- Baranqur Location within Iran
- Coordinates: 36°38′10″N 48°57′25″E﻿ / ﻿36.63611°N 48.95694°E
- Country: Iran
- Province: Zanjan
- County: Soltaniyeh
- District: Bagh Helli
- Rural District: Qarah Bolagh

Population (2016)
- • Total: 93
- Time zone: UTC+3:30 (IRST)

= Baranqur =

Village in Zanjan province, Iran

Baranqur (برنقور) (Note: Also romanized as Baranqūr; also known as Paranghoor, Parangu, Paranqūr, and Peranqūr) is a village in Qarah Bolagh Rural District of Bagh Helli District in Soltaniyeh County, Zanjan province, Iran.

==Demographics==
===Population===
At the time of the 2006 National Census, the village's population was 160 in 35 households, when it was in Soltaniyeh Rural District of the former Soltaniyeh District in Abhar County.

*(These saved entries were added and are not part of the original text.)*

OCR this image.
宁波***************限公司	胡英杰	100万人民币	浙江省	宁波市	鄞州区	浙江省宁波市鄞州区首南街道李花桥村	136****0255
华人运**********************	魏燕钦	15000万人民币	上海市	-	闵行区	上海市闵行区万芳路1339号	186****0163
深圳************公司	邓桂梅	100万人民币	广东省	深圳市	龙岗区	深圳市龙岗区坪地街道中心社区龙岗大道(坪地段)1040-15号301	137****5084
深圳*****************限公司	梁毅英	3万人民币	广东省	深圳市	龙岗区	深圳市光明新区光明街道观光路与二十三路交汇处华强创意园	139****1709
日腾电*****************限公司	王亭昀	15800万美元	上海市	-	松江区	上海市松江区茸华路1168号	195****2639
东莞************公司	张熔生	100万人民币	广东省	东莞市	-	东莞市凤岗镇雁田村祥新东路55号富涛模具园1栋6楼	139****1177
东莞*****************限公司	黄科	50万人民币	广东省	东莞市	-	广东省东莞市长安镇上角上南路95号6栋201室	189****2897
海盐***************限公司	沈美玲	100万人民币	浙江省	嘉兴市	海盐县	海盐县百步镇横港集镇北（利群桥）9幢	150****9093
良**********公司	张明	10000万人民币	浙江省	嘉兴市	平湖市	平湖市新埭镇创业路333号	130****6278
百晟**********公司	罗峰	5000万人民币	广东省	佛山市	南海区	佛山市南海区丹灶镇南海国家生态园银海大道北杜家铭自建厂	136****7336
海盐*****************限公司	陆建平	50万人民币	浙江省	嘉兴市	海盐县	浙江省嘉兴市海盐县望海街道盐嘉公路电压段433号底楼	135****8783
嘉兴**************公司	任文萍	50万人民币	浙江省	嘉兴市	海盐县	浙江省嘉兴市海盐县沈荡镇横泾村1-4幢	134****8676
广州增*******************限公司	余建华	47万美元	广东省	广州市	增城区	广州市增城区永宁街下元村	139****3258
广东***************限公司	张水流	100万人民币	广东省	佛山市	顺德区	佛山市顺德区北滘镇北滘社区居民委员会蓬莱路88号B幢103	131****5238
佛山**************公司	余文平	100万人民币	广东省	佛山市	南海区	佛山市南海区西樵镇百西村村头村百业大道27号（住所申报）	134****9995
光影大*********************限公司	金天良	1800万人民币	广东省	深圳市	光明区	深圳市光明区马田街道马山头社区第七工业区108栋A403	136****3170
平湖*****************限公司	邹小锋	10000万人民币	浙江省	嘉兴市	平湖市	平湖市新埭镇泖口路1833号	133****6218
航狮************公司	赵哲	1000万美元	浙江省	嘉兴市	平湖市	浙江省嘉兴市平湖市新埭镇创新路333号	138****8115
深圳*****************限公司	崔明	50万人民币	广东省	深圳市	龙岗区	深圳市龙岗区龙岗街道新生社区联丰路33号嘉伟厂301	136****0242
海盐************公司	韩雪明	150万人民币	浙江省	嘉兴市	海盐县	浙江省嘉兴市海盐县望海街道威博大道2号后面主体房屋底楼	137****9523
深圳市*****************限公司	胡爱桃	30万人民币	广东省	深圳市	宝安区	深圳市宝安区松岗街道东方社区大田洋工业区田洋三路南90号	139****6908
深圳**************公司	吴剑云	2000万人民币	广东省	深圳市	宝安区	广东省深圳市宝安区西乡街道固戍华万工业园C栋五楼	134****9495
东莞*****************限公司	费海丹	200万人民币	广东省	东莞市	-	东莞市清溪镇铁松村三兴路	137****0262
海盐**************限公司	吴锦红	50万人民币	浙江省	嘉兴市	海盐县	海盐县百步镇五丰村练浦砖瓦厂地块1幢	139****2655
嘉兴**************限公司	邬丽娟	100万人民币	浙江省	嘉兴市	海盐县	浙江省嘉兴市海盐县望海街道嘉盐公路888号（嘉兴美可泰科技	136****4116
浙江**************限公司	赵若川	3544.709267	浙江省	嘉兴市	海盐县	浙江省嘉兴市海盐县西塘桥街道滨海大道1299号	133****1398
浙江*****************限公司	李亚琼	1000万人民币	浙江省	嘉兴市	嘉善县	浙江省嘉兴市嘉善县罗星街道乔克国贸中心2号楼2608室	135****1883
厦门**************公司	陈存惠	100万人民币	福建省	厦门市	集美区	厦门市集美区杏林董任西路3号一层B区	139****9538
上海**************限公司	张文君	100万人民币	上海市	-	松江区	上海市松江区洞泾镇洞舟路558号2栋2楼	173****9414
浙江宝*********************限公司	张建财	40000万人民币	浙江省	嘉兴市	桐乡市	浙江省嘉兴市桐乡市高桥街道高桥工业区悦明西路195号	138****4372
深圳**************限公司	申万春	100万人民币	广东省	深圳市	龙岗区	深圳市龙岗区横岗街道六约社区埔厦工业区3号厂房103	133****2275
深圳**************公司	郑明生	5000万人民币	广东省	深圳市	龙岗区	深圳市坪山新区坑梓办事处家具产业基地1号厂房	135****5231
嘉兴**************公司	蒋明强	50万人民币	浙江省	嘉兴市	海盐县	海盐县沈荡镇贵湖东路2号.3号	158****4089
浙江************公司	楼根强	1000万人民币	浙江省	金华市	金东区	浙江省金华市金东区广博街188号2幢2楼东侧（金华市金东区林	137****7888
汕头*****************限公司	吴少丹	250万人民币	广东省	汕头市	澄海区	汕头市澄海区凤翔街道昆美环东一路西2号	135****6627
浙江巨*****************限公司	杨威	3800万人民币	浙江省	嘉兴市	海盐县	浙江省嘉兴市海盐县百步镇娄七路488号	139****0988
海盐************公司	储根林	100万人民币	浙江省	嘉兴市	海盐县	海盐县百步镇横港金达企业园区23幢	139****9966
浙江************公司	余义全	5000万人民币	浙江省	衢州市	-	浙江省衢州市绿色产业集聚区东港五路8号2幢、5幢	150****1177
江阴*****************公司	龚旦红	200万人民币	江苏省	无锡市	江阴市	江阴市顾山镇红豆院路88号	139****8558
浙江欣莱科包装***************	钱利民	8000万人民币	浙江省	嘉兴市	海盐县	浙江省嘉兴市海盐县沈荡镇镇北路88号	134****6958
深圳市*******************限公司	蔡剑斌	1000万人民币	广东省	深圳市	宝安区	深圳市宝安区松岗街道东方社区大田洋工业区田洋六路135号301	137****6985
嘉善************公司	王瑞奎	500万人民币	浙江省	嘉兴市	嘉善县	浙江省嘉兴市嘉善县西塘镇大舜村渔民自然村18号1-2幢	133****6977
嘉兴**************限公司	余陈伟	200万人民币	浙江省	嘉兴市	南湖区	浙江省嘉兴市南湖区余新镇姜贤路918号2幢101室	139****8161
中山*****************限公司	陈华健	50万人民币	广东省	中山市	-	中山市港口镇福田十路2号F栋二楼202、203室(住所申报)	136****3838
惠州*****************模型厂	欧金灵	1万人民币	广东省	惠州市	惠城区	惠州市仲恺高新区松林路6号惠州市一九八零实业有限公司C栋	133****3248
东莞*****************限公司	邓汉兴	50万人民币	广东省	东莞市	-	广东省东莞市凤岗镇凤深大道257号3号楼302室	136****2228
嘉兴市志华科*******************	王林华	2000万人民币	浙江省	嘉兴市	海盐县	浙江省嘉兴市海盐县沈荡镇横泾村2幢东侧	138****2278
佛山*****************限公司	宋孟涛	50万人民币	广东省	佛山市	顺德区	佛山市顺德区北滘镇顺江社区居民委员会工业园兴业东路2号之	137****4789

The following census in 2011 counted 113 people in 31 households. The 2016 census measured the population of the village as 93 in 26 households, by which time the district had been separated from the county in the establishment of Soltaniyeh County. The rural district was transferred to the new Central District, and Baranqur was transferred to Qarah Bolagh Rural District created in the new Bagh Helli District.